No Change in Australian Monetary Policy

May 5, 2009

The Reserve Bank of Australia left its cash rate at 3.0%.  While meeting consensus expectations, investors also took note of a surprisingly upbeat and ambivalent statement.  In such, officials spoke of more stable world financial markets, noting rising equities and declining term spreads.  While reiterating that Australia has been in a recession since the latter part of 2008, the statement also observes rising mortgage credit demand, much lower debt service burdens, recovering Chinese growth, firmer commodity prices and considerable policy stimulus in the pipeline whose impact has yet to be felt.

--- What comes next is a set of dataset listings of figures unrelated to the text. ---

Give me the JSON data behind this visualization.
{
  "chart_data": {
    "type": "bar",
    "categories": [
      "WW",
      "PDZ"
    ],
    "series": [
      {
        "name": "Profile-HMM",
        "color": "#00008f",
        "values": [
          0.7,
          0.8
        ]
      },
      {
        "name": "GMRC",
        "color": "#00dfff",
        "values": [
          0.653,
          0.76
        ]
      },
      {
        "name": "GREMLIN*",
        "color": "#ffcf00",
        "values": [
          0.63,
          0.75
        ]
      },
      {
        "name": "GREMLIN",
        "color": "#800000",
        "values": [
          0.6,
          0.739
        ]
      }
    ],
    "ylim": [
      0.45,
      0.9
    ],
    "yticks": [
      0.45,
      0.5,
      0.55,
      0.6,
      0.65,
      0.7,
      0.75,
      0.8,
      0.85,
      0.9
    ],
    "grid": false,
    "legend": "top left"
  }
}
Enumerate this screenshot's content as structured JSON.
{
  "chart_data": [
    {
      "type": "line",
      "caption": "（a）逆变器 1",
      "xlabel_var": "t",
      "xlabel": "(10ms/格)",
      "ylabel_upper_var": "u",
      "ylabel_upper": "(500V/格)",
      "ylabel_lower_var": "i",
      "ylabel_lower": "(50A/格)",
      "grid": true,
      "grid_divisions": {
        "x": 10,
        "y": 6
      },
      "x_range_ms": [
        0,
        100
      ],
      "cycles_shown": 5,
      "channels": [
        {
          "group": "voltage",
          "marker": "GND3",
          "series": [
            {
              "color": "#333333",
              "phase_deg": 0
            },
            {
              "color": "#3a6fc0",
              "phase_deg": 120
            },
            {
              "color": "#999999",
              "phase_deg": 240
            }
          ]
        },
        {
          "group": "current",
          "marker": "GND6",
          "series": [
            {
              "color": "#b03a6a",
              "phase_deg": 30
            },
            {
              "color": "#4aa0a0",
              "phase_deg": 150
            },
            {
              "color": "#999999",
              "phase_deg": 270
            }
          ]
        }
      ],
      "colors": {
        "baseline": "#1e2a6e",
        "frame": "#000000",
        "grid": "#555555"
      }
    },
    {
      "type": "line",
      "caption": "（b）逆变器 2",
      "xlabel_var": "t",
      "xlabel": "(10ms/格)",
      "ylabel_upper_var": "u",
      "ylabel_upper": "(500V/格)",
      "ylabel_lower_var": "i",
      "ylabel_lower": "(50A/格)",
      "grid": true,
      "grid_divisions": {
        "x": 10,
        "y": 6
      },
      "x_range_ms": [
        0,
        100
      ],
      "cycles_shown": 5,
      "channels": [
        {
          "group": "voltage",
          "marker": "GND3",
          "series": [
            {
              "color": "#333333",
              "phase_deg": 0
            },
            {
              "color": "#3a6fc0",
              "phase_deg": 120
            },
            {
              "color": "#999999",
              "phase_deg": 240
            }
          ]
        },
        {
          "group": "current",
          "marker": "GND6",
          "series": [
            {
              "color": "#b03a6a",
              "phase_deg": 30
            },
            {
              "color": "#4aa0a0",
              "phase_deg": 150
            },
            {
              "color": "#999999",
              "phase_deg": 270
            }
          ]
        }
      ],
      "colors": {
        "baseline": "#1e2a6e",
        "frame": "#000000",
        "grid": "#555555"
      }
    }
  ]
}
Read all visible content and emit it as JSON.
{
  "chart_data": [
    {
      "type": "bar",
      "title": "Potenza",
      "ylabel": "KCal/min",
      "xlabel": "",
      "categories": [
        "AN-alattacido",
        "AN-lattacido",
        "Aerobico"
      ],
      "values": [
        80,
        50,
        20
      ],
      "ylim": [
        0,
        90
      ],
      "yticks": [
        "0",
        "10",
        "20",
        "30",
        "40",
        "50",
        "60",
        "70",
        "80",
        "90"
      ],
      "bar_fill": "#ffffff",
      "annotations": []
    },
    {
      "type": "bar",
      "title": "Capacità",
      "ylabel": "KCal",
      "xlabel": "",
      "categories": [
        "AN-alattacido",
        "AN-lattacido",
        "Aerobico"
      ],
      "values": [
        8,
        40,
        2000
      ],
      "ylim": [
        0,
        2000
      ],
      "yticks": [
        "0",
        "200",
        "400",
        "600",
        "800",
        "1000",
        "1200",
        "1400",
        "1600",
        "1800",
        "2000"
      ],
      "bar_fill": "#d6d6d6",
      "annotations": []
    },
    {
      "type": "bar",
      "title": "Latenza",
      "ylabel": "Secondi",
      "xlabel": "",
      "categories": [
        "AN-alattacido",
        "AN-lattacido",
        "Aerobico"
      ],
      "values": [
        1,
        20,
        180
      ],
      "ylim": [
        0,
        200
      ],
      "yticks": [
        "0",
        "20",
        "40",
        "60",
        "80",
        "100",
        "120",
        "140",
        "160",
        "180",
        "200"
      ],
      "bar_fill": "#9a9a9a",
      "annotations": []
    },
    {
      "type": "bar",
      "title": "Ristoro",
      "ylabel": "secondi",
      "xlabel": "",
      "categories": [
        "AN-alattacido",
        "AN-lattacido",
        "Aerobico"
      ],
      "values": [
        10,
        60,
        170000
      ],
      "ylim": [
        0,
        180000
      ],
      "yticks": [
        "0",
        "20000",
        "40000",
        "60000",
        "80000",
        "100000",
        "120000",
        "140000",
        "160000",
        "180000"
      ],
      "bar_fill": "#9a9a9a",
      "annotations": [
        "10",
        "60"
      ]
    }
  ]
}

Officials hint that inflation has not abated quite as quickly as they might have hoped.  The statement doesn’t rule out additional rate cuts in the future, calling continuing progress “in restoring balance sheets essential to durable recovery,” but no signal is given that further rate rate relief will be needed or when such might be undertaken.  Left with the impression that rates cuts are neither guaranteed nor imminent, investors bid the Aussie dollar higher and pushed 10-year Australian bond yields above 5.0% for the first time in a half-year.

Previously, officials cut the cash rate by 425 basis points from 7.25% in six steps: 25 bps on September 2, 100 bps on October 7, 75 bps on November 4, 100 bps each on December 2 and February 3 (with no meeting in January), and 25 bps on April 7.